Bareburger to serve the Impossible Burger — a vegan burger that bleeds


"A vegan, a carnivore, a dietitian and a glutton sit at a table." 

That's the Instagram bio for Bareburger, a burger chain that offers shakes, burgers and other casual fare. Bareburger has always had meat-free options on the menu, but the organic restaurant is taking it up a notch by offering a new burger that blurs the lines between vegan and carnivore. 

Not possible you say? Take a gander at the completely vegan burger which will be available to order at the flagship Bareburger near the New York University campus in Manhattan. It's not your average veggie burger ...


The meaty-looking masterpiece above contains no meat yet it bleeds just like a regular hamburger. It's created by a company called Impossible Foods that's on a mission to create livestock-free meat that mimics the succulent taste and texture of real meats. The Impossible Burger is the company's first publicly available product. 

Several high-end restaurants — including Michelin-star restaurant PUBLIC, Saxon + Parole, Cockscombe, Crossroads Kitchen, Jardinerie and Momofuku Nishi —  have added versions of the Impossible Burger to menus, but Bareburger is the first chain to feature the plant-based hamburger. 

After seeing a news segment about the Impossible Burger around a year and a half ago, Euripides Pelekanos, Bareburger's CEO and co-founder, sent an email to the Impossible Foods team because he was interested in partnering with the company, Pelekanos said at press event on Wednesday. Fast forward to 2017 and the burger is set to debut on the Bareburger menu, where it will be listed right next to the elk, bison and beef burgers — not next to the chain's veggie-forward entrees. 

Since Bareburger is committed to sustainable food, the new menu addition falls nicely in line with the brand's ethos.
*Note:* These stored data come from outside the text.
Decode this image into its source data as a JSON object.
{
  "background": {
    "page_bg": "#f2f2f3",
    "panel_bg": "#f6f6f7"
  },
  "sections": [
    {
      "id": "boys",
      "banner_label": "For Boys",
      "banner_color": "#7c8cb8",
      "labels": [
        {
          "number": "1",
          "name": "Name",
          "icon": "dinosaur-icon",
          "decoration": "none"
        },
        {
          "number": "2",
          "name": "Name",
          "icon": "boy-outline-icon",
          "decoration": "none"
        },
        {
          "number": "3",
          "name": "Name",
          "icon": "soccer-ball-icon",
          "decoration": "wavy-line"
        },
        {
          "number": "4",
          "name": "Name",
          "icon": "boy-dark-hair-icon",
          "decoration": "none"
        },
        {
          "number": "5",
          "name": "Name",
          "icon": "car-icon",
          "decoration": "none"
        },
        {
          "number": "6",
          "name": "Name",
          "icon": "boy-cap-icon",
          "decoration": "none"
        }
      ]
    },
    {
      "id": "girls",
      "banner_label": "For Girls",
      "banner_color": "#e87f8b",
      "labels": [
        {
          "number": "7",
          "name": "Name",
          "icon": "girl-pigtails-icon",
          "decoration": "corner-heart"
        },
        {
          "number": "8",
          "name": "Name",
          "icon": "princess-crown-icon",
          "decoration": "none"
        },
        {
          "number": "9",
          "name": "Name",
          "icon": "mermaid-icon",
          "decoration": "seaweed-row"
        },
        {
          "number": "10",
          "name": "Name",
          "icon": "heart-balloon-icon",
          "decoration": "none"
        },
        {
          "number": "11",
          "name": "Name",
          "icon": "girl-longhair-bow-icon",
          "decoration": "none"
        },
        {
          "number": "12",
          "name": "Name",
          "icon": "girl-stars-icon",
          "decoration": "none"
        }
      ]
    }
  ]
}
The Impossible Burger is lightyears better for the environment compared to a regular burger — it uses 95% less land and 74% less water than a beef burger, Mic previously reported. 

In other words: Choosing the Impossible Burger is choosing to create a smaller carbon footprint. Helping the environment could make you feel so virtuous, you might not feel so bad shoveling an entire side of fries down your gullet. (Shucks, it's a shame vegan calories are still calories.) The Impossible Burger costs $13.95, which is comparable to other premium burgers and entrees on the menu.  

The crispy sear was pure burger ecstasy, yet the medium-rare inside missed the mark. 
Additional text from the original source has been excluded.